Cardinal était chrétien ; sa foi égalait l’amour qu’il portait à son pays, à sa famille. Il demanda à la religion la force que les martyrs de la foi et du patriotisme ont toujours puisée dans ses augustes sacrements pour mourir héroïquement sur les bûchers, les échafauds ou les champs de bataille. Il pria beaucoup, mais toujours plus occupé de ceux qu’il aimait que de lui-même, il pria pour eux, pour sa femme et ses enfants, pour son jeune ami Duquet, son compagnon d’héroïsme et d’infortune, auquel il voulut donner jusqu’au dernier moment l’exemple du courage et de la résignation.

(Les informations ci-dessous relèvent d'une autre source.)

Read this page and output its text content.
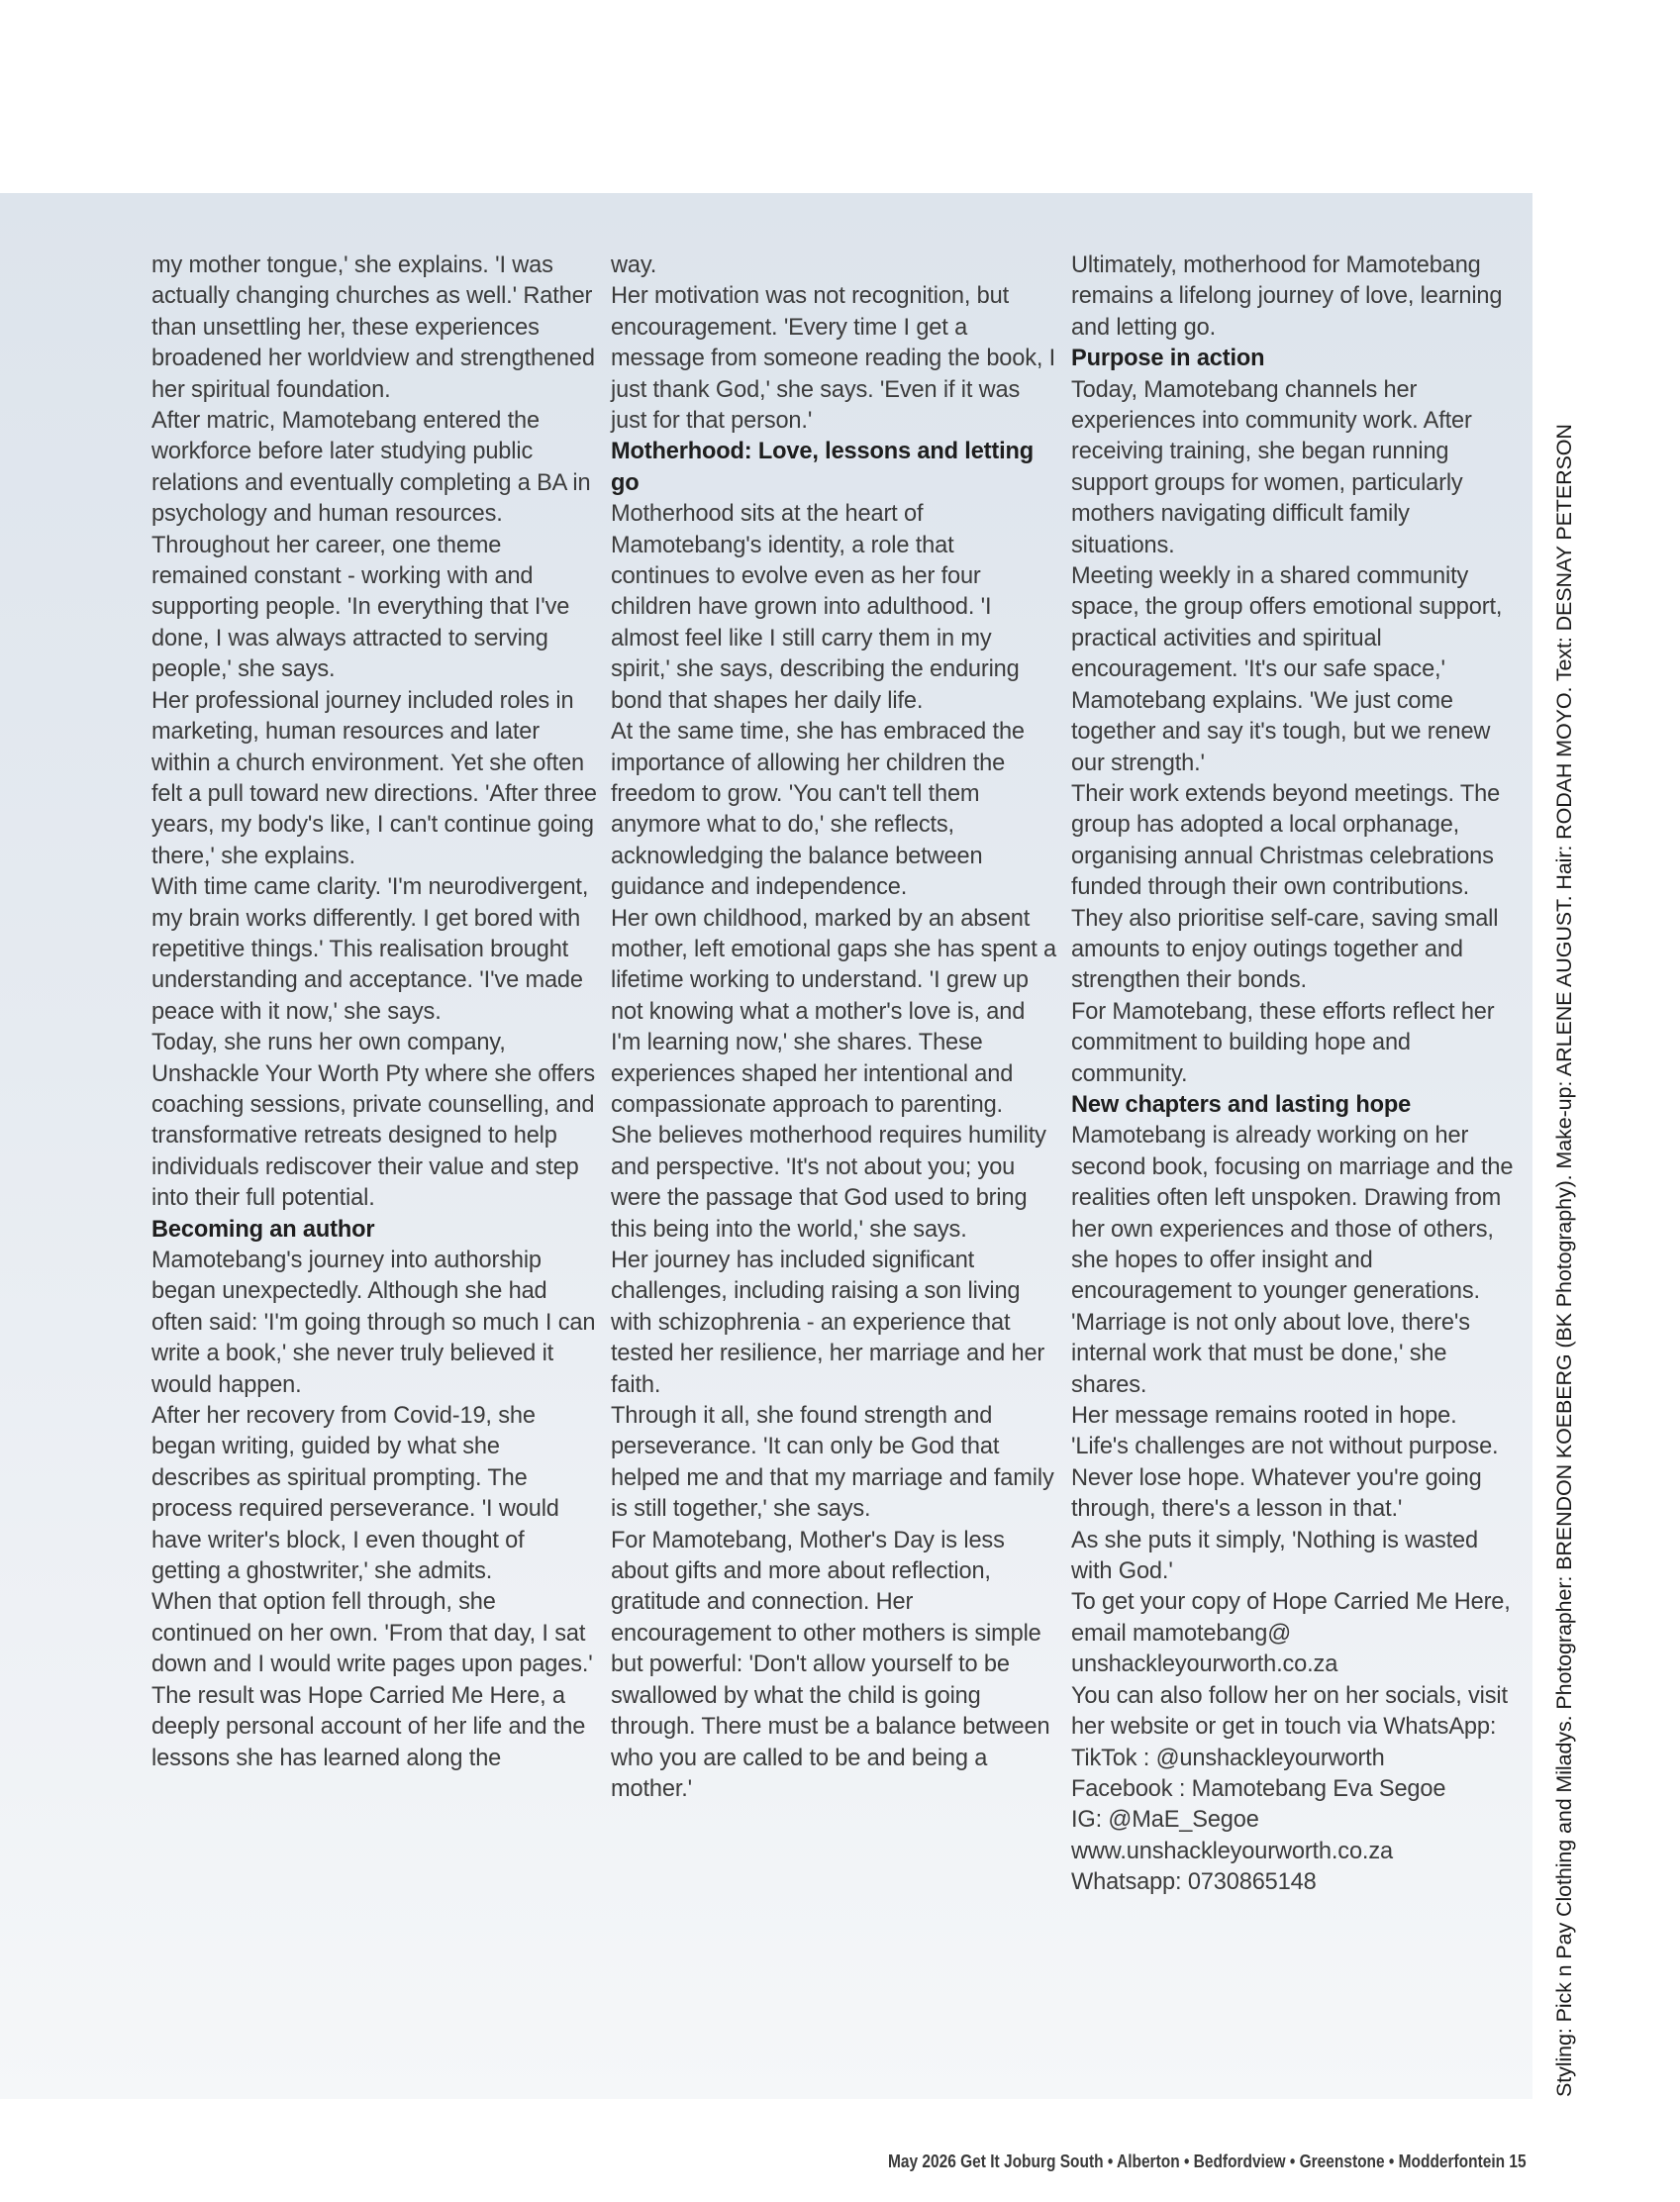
my mother tongue,' she explains. 'I was actually changing churches as well.' Rather than unsettling her, these experiences broadened her worldview and strengthened her spiritual foundation.

After matric, Mamotebang entered the workforce before later studying public relations and eventually completing a BA in psychology and human resources. Throughout her career, one theme remained constant - working with and supporting people. 'In everything that I've done, I was always attracted to serving people,' she says.

Her professional journey included roles in marketing, human resources and later within a church environment. Yet she often felt a pull toward new directions. 'After three years, my body's like, I can't continue going there,' she explains.

With time came clarity. 'I'm neurodivergent, my brain works differently. I get bored with repetitive things.' This realisation brought understanding and acceptance. 'I've made peace with it now,' she says.

Today, she runs her own company, Unshackle Your Worth Pty where she offers coaching sessions, private counselling, and transformative retreats designed to help individuals rediscover their value and step into their full potential.

Becoming an author

Mamotebang's journey into authorship began unexpectedly. Although she had often said: 'I'm going through so much I can write a book,' she never truly believed it would happen.

After her recovery from Covid-19, she began writing, guided by what she describes as spiritual prompting. The process required perseverance. 'I would have writer's block, I even thought of getting a ghostwriter,' she admits.

When that option fell through, she continued on her own. 'From that day, I sat down and I would write pages upon pages.' The result was Hope Carried Me Here, a deeply personal account of her life and the lessons she has learned along the

way.

Her motivation was not recognition, but encouragement. 'Every time I get a message from someone reading the book, I just thank God,' she says. 'Even if it was just for that person.'

Motherhood: Love, lessons and letting go

Motherhood sits at the heart of Mamotebang's identity, a role that continues to evolve even as her four children have grown into adulthood. 'I almost feel like I still carry them in my spirit,' she says, describing the enduring bond that shapes her daily life.

At the same time, she has embraced the importance of allowing her children the freedom to grow. 'You can't tell them anymore what to do,' she reflects, acknowledging the balance between guidance and independence.

Her own childhood, marked by an absent mother, left emotional gaps she has spent a lifetime working to understand. 'I grew up not knowing what a mother's love is, and I'm learning now,' she shares. These experiences shaped her intentional and compassionate approach to parenting.

She believes motherhood requires humility and perspective. 'It's not about you; you were the passage that God used to bring this being into the world,' she says.

Her journey has included significant challenges, including raising a son living with schizophrenia - an experience that tested her resilience, her marriage and her faith.

Through it all, she found strength and perseverance. 'It can only be God that helped me and that my marriage and family is still together,' she says.

For Mamotebang, Mother's Day is less about gifts and more about reflection, gratitude and connection. Her encouragement to other mothers is simple but powerful: 'Don't allow yourself to be swallowed by what the child is going through. There must be a balance between who you are called to be and being a mother.'

Ultimately, motherhood for Mamotebang remains a lifelong journey of love, learning and letting go.

Purpose in action

Today, Mamotebang channels her experiences into community work. After receiving training, she began running support groups for women, particularly mothers navigating difficult family situations.

Meeting weekly in a shared community space, the group offers emotional support, practical activities and spiritual encouragement. 'It's our safe space,' Mamotebang explains. 'We just come together and say it's tough, but we renew our strength.'

Their work extends beyond meetings. The group has adopted a local orphanage, organising annual Christmas celebrations funded through their own contributions. They also prioritise self-care, saving small amounts to enjoy outings together and strengthen their bonds.

For Mamotebang, these efforts reflect her commitment to building hope and community.

New chapters and lasting hope

Mamotebang is already working on her second book, focusing on marriage and the realities often left unspoken. Drawing from her own experiences and those of others, she hopes to offer insight and encouragement to younger generations. 'Marriage is not only about love, there's internal work that must be done,' she shares.

Her message remains rooted in hope. 'Life's challenges are not without purpose. Never lose hope. Whatever you're going through, there's a lesson in that.'

As she puts it simply, 'Nothing is wasted with God.'

To get your copy of Hope Carried Me Here, email mamotebang@ unshackleyourworth.co.za

You can also follow her on her socials, visit her website or get in touch via WhatsApp:

TikTok : @unshackleyourworth

Facebook : Mamotebang Eva Segoe

IG: @MaE_Segoe

www.unshackleyourworth.co.za

Whatsapp: 0730865148	Styling: Pick n Pay Clothing and Miladys. Photographer: BRENDON KOEBERG (BK Photography). Make-up: ARLENE AUGUST. Hair: RODAH MOYO. Text: DESNAY PETERSON
May 2026 Get It Joburg South • Alberton • Bedfordview • Greenstone • Modderfontein 15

Cardinal avait perdu l’espoir de voir, avant de mourir, sa femme et ses enfants, mais, la veille de son exécution, tard dans la soirée, on lui accorda la grâce qu’il sollicitait si ardemment.

Pauvre père, pauvre femme, pauvres enfants ! Quelle scène ! Cardinal, se tortura pour être fort, pour paraître résigné. Il n’osait parler pour ne pas succomber à l’émotion qui l’étreignait ; il était pâle comme la mort, il souffrait à suer du sang.

Et sa pauvre femme, comment décrire sa douleur ?

Quand l’heure fatale de la séparation sonna à l’horloge de la prison, quand ils se donnèrent dans un long sanglot le baiser de l’éternel adieu, ils étaient plus morts que vivants.